3- Matching Product Names:
- Matches product names based on predefined patterns using regex.
- Identifies products mentioned in the text by comparing with a list of known products.
This part explores various word embedding techniques, including one-hot encoding, bag of words, TF-IDF, Word2Vec (Skip Gram, CBOW), GloVe, and FastText. The provided Jupyter notebook applies these techniques to data of Hadiths scrapped from various pages of the website https://mawdoo3.com/ The raw data was stored in a MongoDB database, and Natural Language Processing (NLP) techniques were applied to the scraped text here is the link of the repository of the project https://github.com/elmezianech/Hadiths-Scrapper-NLP-Pipeline.

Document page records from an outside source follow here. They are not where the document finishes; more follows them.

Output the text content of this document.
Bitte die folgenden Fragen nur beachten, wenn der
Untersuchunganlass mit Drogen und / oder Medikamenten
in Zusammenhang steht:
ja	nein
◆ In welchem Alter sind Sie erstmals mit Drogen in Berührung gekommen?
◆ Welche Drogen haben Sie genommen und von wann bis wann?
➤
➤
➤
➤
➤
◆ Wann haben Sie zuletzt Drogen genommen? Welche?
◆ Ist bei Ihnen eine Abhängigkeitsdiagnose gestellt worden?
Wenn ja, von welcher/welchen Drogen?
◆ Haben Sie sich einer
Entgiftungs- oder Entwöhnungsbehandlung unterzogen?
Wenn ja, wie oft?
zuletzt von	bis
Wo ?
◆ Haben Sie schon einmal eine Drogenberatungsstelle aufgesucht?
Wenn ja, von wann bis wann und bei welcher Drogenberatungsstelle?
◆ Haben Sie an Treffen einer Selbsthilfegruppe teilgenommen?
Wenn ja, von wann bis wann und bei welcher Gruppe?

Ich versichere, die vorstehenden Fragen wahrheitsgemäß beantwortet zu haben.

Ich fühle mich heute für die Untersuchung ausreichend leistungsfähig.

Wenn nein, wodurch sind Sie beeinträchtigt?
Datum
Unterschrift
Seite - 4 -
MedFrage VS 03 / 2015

For this notebook, the cleaned and tokenized data is utilized, available in the repository.
Additionally, it utilizes the Tsne Algorithm to visualize and evaluate the encoded/vectorized vectors, concluding with insights into the effectiveness of each approach.
- OneHotEncoder: Offers simplicity and interpretability, making it suitable for categorical data without ordinal relationships. However, it may result in high dimensionality when dealing with a large number of unique words.
- CountVectorizer (Bag of Words): Efficient and straightforward, it excels in tasks such as text classification and sentiment analysis. Yet, it overlooks word order and may not capture nuanced semantic relationships.
- TfidfVectorizer: Similar to CountVectorizer, but it accounts for word frequency across the entire corpus, prioritizing informative words. Widely applied in information retrieval and text mining tasks.
- Word2Vec (Skip-gram and CBOW): Generates dense vector representations that preserve semantic meanings, making it invaluable for tasks like semantic similarity, analogy detection, and named entity recognition.
- FastText: Handles words as character n-grams, resulting in enhanced embeddings for less common or out-of-vocabulary terms. Particularly useful in text classification, especially for languages with complex morphology.
- GloVe: An unsupervised algorithm that captures global word-word co-occurrence statistics, emphasizing semantic relationships within the corpus.
Each technique presents unique strengths and limitations, emphasizing the importance of selecting the right method for the task. While simpler techniques like OneHotEncoder, CountVectorizer, or TfidfVectorizer are efficient for computational tasks, more sophisticated methods like Word2Vec (Skip-gram and CBOW), and FastText excel in capturing semantic nuances. Experimentation with different techniques is recommended to identify the most suitable approach for specific requirements.